As for the rest of the Aussies, the thought of having never competed in Val Thorens before doesn’t faze them at all – after all, as coach Ben Wordsworth pointed out, the team hadn’t competed in Cerro Catedral before either.
“We went to Argentina as well and we hadn’t been there before on that course and our guys are good, they’re good with learning courses pretty quickly through their skill level,” he said.
“I’m sure our guys will be quick.”
OWIA athlete and Sochi Olympian, Jarryd Hughes, added that the advantage of there having never been a World Cup in Val Thorens means “everyone is on a pretty level playing field”.
“I have been preparing for this event really well with the Reign Snowboarding team, we had an amazing camp in Finland and I think it’s setting me up for a great season ahead,” he said.
“People haven’t ridden the course, it’s not like [there’s] particular fall lines which people can look out for and have an advantage from previous years,” he said.
“It’s a really good opportunity to go and test yourself out and pick up the course as quick as you can and put down your best performance.

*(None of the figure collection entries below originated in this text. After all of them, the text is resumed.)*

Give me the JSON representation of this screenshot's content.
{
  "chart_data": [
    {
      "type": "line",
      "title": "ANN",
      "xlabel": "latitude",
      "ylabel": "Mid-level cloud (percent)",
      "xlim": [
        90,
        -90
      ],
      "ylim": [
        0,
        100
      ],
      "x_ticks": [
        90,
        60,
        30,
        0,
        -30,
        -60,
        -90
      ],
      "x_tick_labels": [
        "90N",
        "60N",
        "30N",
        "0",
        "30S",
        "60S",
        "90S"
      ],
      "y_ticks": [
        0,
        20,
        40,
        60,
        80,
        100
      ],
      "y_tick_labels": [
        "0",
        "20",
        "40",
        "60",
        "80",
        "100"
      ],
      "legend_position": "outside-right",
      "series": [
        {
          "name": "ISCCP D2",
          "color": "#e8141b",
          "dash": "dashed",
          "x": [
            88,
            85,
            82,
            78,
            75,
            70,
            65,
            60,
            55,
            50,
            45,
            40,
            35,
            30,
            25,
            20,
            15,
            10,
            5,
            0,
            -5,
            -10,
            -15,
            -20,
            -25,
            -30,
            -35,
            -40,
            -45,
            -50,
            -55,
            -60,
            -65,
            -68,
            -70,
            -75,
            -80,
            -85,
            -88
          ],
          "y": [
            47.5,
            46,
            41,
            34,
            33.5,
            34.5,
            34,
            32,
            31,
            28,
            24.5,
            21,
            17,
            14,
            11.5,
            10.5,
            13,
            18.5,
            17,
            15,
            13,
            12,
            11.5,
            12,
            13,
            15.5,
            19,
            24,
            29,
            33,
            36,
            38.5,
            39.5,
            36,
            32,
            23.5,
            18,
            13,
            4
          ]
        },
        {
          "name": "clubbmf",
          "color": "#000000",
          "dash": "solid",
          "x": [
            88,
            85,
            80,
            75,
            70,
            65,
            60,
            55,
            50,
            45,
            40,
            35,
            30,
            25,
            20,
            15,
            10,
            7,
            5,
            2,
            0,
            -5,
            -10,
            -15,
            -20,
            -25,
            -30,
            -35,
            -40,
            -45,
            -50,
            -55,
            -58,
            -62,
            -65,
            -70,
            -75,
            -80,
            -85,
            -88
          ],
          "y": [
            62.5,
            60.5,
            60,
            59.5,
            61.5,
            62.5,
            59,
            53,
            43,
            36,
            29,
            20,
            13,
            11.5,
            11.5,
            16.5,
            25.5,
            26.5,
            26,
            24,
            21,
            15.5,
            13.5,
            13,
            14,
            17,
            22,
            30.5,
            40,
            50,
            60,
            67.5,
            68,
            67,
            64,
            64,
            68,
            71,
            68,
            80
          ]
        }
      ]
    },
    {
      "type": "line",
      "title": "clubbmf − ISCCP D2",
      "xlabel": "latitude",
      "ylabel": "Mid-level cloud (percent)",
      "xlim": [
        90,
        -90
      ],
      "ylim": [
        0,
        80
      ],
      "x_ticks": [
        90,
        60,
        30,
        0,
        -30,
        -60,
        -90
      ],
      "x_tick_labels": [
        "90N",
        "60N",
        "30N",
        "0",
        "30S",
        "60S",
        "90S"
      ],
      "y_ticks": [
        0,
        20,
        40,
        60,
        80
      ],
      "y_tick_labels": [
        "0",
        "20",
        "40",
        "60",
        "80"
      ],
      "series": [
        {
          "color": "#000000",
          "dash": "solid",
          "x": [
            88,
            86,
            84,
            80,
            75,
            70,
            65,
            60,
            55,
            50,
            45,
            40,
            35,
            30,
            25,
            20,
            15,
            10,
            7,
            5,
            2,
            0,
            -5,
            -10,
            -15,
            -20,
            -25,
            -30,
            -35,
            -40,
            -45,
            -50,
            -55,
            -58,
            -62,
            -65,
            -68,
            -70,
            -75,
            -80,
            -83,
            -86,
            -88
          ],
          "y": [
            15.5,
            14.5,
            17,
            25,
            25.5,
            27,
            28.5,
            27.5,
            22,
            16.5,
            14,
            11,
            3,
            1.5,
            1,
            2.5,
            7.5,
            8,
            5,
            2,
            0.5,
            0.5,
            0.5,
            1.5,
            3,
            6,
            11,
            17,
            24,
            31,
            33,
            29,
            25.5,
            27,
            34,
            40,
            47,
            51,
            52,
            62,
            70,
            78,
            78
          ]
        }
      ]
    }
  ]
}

By the time finals roll round you’ve probably had eight or nine runs in the course in total over a couple of days.”
Two-time Olympian Alex ‘Chumpy’ Pullin will head into the first event of the Cross Alps Tour after winning double gold in Argentina at the last World Cup meet -- but he’s taking it one day at a time and considers each race a fresh start.
“Winning the last two races doesn’t put me any step ahead for that next race in terms of deciding Val Thorens as a result. It doesn’t put me any further towards the finish line than any other of my competitors. We will all still start at the start line – even,” he said.
“I’ve been waking up every single day thinking about boards and working on the way I eat and training, imagining racing and trying to pull all these little tiny threads out of who I am as a competitor and as a person and how to be better every day so that when I get to the race I can win.”
Lambert, Bolton and Pullin recently joined up with Belle Brockhoff, to train in Pitztal, Austria ahead of the Cross Alps tour.
Brockhoff, who has already been in Europe for two months working on her technique, said that it was great to have her teammates around so that they could all work off of each other.
“The guys are a lot stronger than I am, so Cam, Chumpy and Adam are a lot faster,” Brockhoff said.
“I can jump in with any one of those guys and be challenged, which is awesome.”
The 24-year-old Sochi Olympian says that she’s heading into Val Thorens “aiming to compete” but just eight-and-a-half months out of knee surgery her number one priority will be to not risk another injury, taking it “day-by-day, heat-by-heat”.
“I don’t feel held back at all by my knee, I don’t think about my knee when I’m riding, I’m just purely working on technique,” she said.
“I’ll watch the course testing, I’ll do the training if everything is up for it.”
Val Thorens signals the start of a jam-packed schedule that will see our Aussies compete in three World Cups within two weeks crossing the European continent and racing in Montafon, Austria and Cervinia, Italy.